Objectif : devenir un nouveau «Big Pharma»

Finalement, l'élection présidentielle n'a pas eu d'impact. «Je ne sais pas si c'est lié, poursuit Laurence Tiennot-Herment, mais ces dernières semaines, on sentait une forte mobilisation sur le terrain. Le téléthon, ce sont des milliers d'initiatives locales. Et cela dit, il y a toujours quelque chose du climat du moment. Là, on a senti le terrain plus présent, pendant les trente heures. Nous l'avons perçu dans les associations, chez les bénévoles, il y avait une envie de cette bulle d'oxygène que constitue le Téléthon, cette envie de se retrouver et de faire quelque chose ensemble.»

Objectif atteint, donc. Mais pour en faire quoi, de cette manne qui arrive tous les ans ? De fait, via le Téléthon, l'AFM s'est lancée dans une reconversion étonnante : produire des médicaments innovants et devenir, en quelque sorte, un nouveau «Big Pharma». Depuis 2013, son laboratoire de production de thérapie génique, Généthon-Bioprod, implanté au cœur du parc scientifique du Genopole d'Evry (Essonne), est en marche. Il fabrique pour le moment des lots pour essais cliniques. Deux autres unités vont voir le jour, la première en 2018 et la seconde en 2021, pour un investissement de plus de 120 millions d'euros. Le nouvel ensemble, baptisé YposKesi, formera ainsi une vaste plateforme de production à grande échelle et de commercialisation de traitements de thérapies génique et cellulaire.

Trouver une marge et des prix «raisonnables»
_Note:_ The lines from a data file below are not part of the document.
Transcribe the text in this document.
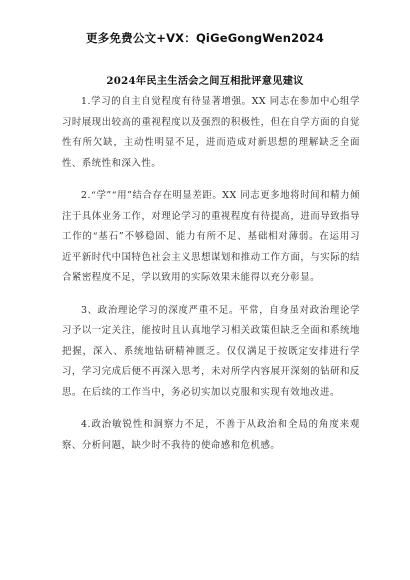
更多免费公文+VX：QiGeGongWen2024
2024年民主生活会之间互相批评意见建议

1.学习的自主自觉程度有待显著增强。XX 同志在参加中心组学习时展现出较高的重视程度以及强烈的积极性，但在自学方面的自觉性有所欠缺，主动性明显不足，进而造成对新思想的理解缺乏全面性、系统性和深入性。

2.“学”“用”结合存在明显差距。XX 同志更多地将时间和精力倾注于具体业务工作，对理论学习的重视程度有待提高，进而导致指导工作的“基石”不够稳固、能力有所不足、基础相对薄弱。在运用习近平新时代中国特色社会主义思想谋划和推动工作方面，与实际的结合紧密程度不足，学以致用的实际效果未能得以充分彰显。

3、政治理论学习的深度严重不足。平常，自身虽对政治理论学习予以一定关注，能按时且认真地学习相关政策但缺乏全面和系统地把握，深入、系统地钻研精神匮乏。仅仅满足于按既定安排进行学习，学习完成后便不再深入思考，未对所学内容展开深刻的钻研和反思。在后续的工作当中，务必切实加以克服和实现有效地改进。

4.政治敏锐性和洞察力不足，不善于从政治和全局的角度来观察、分析问题，缺少时不我待的使命感和危机感。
Un lancement dans la production qui constitue une vraie révolution. Mais l'enjeu ne s'arrête pas là : produire certes, mais pas à n'importe quel prix. «Dans le champ des maladies rares, on voit des niveaux de prix exorbitants, et par conséquent non assumables par la collectivité, ce qui est un frein à l'accès à ces traitements pour les patients, insiste Laurence Tiennot-Herment. A quoi cela sert, des traitements, s'ils ne sont pas disponibles ? On ne nie pas l'intérêt d'avoir une marge, mais on considère qu'elle doit être raisonnable et basée sur la transparence des coûts.» D'où cette exigence d'un prix juste. Aujourd'hui, aucun produit thérapeutique issu des laboratoires de l'association n'est encore sur le point d'être commercialisé, et les premières autorisations de mise sur le marché ne sont attendues qu'à l'horizon 2020-2021. «Le développement, les coûts de production sont énormes, et on voit bien les suivis sur le long terme qui vont être nécessaires sur les patients, surtout en thérapie génique», prévient la présidente de l'AFM-Téléthon.

En 2015, l'AFM-Téléthon a vendu au géant pharmaceutique suisse Roche ses parts dans la biotech marseillaise Trophos et sa licence mondiale sur une molécule prometteuse contre l'amyotrophie spinale (maladie héréditaire des muscles), l'olesoxime. Mais l'association a posé ses conditions, négociant une clause contractuelle stipulant un prix «raisonnable» en cas d'éventuelle commercialisation.

Un accord qui peut faire date. Mais rien n'est pour autant gagné. «Un prix juste et maîtrisé est un grand principe assez hypocrite, du politiquement correct, un écran de fumée par rapport à l'opinion publique», s'emporte ainsi un entrepreneur privé dans les biotechnologies, interrogé par l'AFP. «Le prix résulte des négociations avec les payeurs, pas de la volonté d'untel ou d'untel», ajoute-t-il. «Le combat sera difficile, mais on ne se laissera pas faire, répond la présidente de l'AFM. Notre force, c'est aussi les dons. C'est vital, non seulement pour mettre au point des médicaments innovants, mais pour qu'ils aient … un juste prix.»